A 23andMe study finds genes linked to Cannabis craving
A study conducted by 23andme has found that genetic variants are associated with a craving for cannabis. Cannabis or marijuana is a widely used psychoactive drug which is known to lead to craving and addiction among certain users. What if we had the ability to identify people who had an increased risk of craving? Couldn't this be used to prevent such people from getting addicted or used to ensure better monitoring of use? This may have seemed far fetched a few years ago, but a 23andme study has shown that genes may hold the clue with regards to addictive tendencies for cannabis.
The efforts that are focussed on reducing dependence to cannabis- also known as marijuana, hemp, hashish, ganja, bhang, charas, kif and more, require a better understanding of why some people require it while others don't. For some people, marijuana has the ability to transform the mundane into excitingly delightful, leading to increased dependence and craving.
How does cannabis affect the brain?
Like many of the psychoactive drugs that are available today, cannabis acts by changing the rate of an existing pathway in the brain. The active ingredient in cannabis - delta 9 tetrahydrocannabinol (THC), mimics the body’s own endocannabinoids, activating the same pathways associated with emotions, thoughts and experiences.
The cannabinoid receptors are used in a judicious way by the body, to sieve through the endless stream of information and to flag the ones that are ‘exciting’. However, marijuana, as opposed to select synapses, makes everything ‘exciting’- even the most boring and mundane task.
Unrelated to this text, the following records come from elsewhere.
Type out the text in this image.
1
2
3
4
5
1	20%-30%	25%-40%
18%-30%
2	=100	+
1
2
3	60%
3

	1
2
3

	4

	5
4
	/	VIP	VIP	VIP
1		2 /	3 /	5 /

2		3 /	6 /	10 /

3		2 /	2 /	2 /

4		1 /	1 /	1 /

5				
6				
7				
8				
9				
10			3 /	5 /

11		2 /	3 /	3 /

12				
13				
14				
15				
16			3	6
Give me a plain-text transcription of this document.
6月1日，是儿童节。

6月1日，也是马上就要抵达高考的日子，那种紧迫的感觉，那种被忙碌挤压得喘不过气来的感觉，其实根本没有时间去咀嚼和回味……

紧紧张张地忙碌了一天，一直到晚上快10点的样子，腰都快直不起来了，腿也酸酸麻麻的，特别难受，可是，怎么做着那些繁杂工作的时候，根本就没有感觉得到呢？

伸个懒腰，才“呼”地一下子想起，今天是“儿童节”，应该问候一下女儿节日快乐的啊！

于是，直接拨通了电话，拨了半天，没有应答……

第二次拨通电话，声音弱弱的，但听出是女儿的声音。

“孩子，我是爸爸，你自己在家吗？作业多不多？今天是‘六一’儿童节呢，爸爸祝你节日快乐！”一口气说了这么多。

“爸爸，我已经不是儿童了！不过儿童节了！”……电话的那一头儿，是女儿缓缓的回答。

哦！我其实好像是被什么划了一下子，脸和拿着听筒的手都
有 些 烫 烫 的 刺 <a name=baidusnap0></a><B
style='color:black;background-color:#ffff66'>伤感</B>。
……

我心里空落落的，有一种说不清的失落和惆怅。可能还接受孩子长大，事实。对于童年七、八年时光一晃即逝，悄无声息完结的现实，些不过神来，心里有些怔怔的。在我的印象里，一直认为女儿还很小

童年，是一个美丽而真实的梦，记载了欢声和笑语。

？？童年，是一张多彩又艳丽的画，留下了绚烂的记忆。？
People on a cannabis ‘high’ can revel in a task as simple as sitting on a couch for hours.
Cannabis overdose and why it's bad.
Imagine a farmer watering an already flooded field, chronic use of cannabis does exactly that! In order to overcome the excess, the body dampens the intrinsic machinery.
Chronic exposure removes the ability to value experiences that warrant it.
Cannabis use is legal-now what?
As cannabis is now legal in many states in America and Canada, it becomes imperative to differentiate between people who may get addicted and who may not. Widespread addiction can have socio-economic impact on societies where cannabis is free available. Additionally, knowledge of intrinsic addictive tendencies can perhaps inspire or caution the individual, thereby leading to self-regulation of use.
23andMe study on cannabis craving
The 23andme study on cannabis craving used data from 180,000 people to find an association between certain genetic variants and the risk for craving. The study found that people who are more prone to be ‘lifetime users’ of cannabis were also more likely to develop schizophrenia and attention deficit hyperactivity disorder(ADHD). The study does state, though, that these genetic factors could contribute to only 11% difference in cannabis use between people.
Genetic testing costs are now lower than ever before, allowing many people to access their genetic data. Though genes are only one part of the puzzle, identifying the genetic predisposition will help in understanding preferences independently of environmental factors.